Many large studios make use of typewritten titles for editing and other temporary uses. Type the title you require and photograph it on the title stand. The easel will have to be much nearer the lens than when using 8 x 10 or larger cards. The resulting title if fully processed will be black on white, or if negative titles are used they will be white on black. Although not attractive these titles serve their purpose.

Every film should have an introductory title, which is really the title of the film, as well as subtitles which are explanatory in character. A suggestion for an opening title would be :

THE BROWNS

Mother Mrs. Mary Brown
The Infant James Brown, Jr.
The Dog Rover Brown

Second title :

The Brown Mansion, Pikeville, Iowa

September 1st, 1924

The suggestion of professional form in the titles will give the simple little domestic playlet a certain savor which will make it, like wine—or should I say, in these dry days, like violins—improve with age. The stilted effect adds a piquancy somewhat comparable to that given the minuet by the quaint formalities of a byegone day.

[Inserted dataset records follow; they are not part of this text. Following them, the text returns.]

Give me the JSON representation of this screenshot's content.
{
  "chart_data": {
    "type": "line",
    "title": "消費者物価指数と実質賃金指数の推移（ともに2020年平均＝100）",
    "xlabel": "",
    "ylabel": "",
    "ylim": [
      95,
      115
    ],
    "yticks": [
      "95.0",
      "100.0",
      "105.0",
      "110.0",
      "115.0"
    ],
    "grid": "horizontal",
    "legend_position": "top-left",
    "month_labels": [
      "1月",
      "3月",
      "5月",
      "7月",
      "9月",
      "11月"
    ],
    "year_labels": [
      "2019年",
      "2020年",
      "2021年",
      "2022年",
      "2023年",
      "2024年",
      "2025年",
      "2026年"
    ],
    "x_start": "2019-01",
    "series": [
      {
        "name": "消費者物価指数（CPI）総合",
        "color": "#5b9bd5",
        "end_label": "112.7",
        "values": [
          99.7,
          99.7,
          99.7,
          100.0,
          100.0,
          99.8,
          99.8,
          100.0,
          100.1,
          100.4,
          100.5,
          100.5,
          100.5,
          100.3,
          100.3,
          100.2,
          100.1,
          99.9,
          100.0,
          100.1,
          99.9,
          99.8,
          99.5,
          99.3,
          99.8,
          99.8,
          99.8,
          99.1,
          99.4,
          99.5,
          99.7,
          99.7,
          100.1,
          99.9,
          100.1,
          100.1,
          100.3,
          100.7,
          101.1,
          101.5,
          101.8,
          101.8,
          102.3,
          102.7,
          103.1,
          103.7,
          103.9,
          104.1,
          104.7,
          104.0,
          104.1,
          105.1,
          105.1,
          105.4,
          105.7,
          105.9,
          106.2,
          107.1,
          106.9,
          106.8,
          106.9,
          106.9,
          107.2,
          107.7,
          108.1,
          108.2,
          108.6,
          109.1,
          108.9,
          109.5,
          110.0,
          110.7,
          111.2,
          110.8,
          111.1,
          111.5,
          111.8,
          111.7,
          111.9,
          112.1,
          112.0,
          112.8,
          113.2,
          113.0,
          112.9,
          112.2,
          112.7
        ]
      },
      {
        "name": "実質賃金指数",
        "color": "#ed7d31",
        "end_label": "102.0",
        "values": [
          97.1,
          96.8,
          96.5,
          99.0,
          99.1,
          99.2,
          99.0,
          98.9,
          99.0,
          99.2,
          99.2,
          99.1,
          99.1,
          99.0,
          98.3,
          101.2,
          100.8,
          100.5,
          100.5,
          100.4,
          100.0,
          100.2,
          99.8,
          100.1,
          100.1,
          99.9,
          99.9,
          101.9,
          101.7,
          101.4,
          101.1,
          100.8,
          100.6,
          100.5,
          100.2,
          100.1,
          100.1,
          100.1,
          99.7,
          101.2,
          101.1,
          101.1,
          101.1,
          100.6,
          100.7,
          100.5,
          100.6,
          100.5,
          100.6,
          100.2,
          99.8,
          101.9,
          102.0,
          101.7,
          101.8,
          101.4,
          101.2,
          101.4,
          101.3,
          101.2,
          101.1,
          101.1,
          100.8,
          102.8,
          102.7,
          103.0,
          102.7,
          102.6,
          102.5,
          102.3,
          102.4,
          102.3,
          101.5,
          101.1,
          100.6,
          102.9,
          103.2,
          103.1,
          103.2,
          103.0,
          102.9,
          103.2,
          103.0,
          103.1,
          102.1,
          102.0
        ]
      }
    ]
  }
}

Other titles should be short and infrequent. You must remember that people now-a-days go into their libraries to read, but when they sit and watch the magic screen, they do so that they may see drama enacted before their eyes. Your first efforts will probably be half reels, or eight minute runs. Try to avoid more than eight subtitles in this amount of film.

It is well, unless your playlet has perfect dramatic form, to add at the end of the run about five seconds of this title:

THE END

It carries an unmistakable air of finality, which is well—otherwise your audience might think the film had broken and sit waiting patiently for further developments. Do not let this discourage you, many commercial producers find it necessary.